As seafaring evolves, so do the safety regulations that govern it. The merchant ship safety standards are being recognised for being incompatible with the safety needs of superyachts. Under the recently introduced Marine Order 52, large yachts or superyachts are defined as motor or sailing vessels of more than 24 meters in load line length, of 150 gross tonnes or more, in commercial use for sport or pleasure and not carrying more than 12 passengers. In addition to this definition, a new certification structure for crews similar to the LY3 was also introduced.
As catch 22s go; getting an Australian working visa is right up there next to the situation that created the term. However, getting your certification recognised in Australia to work on a superyacht just might be the top contender. Crewing a superyacht isn’t easy, crewing a superyacht with a foreign crew in Australia is even hard. To have your foreign certification recognised in Australia, you need to at least have a current Australian working visa. Which would mean you would need to be already working in Australia, but you can’t work in a crew in Australia without recognition of the certificate. This makes us ask the question why would any one hire someone who is not certified to work in Australia, hoping that their certification will be recognised.
The introduction of Marine Order 52 provides an equivalent standard through the adoption of the MCA’s LY3 Code which has simplified and streamlined the recognition of superyacht seafarer certifications for crews and ships. Keep in mind the fact that a seaman can be certified by the MCA in Australia, but that certification is not recognised by Australian flagged vessels.
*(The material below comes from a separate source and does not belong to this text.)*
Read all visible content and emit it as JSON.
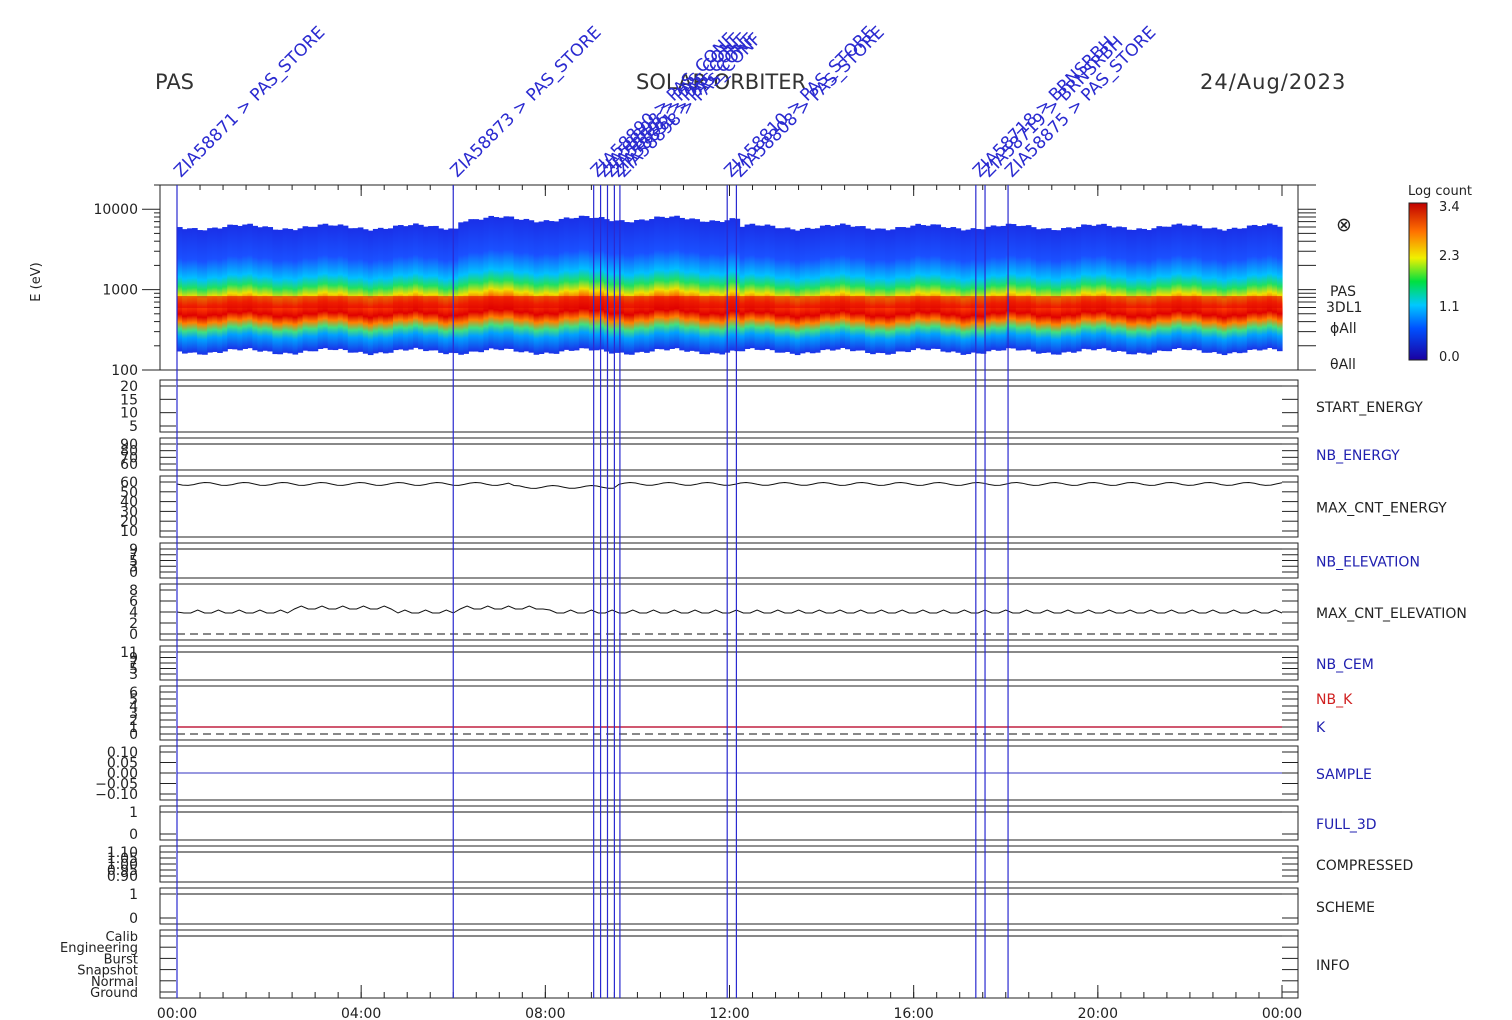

If you complete an MCA STCW95 course in Australia you need to be aware that it is not recognized; it is only recognized by foreign flagged vessels which are cruising overseas (America, Europe, England) or cruising around Australian waters. While if you complete an AMSA STCW95 course in Australia, it is recognized by both Australian flagged yachts and foreign flagged yachts cruising overseas or cruising in Australian waters.
These pathways introduced by AMSA, in creating STCW commercial yachting courses in the yachting industry, present approved certification based on the MCA. It allows holders of STCW commercial yachting certificate to gain full STCW certification. The changes focus on the survey and certification requirements of large yachts engaged in commercial operations and how they will be regulated under the Australian Navigation Act 2012. The new qualifications introduced a deck certificate or competency structure similar to that of the MCA certificate structure for Master, Chief Mate, and Deck Watchkeeper qualifications.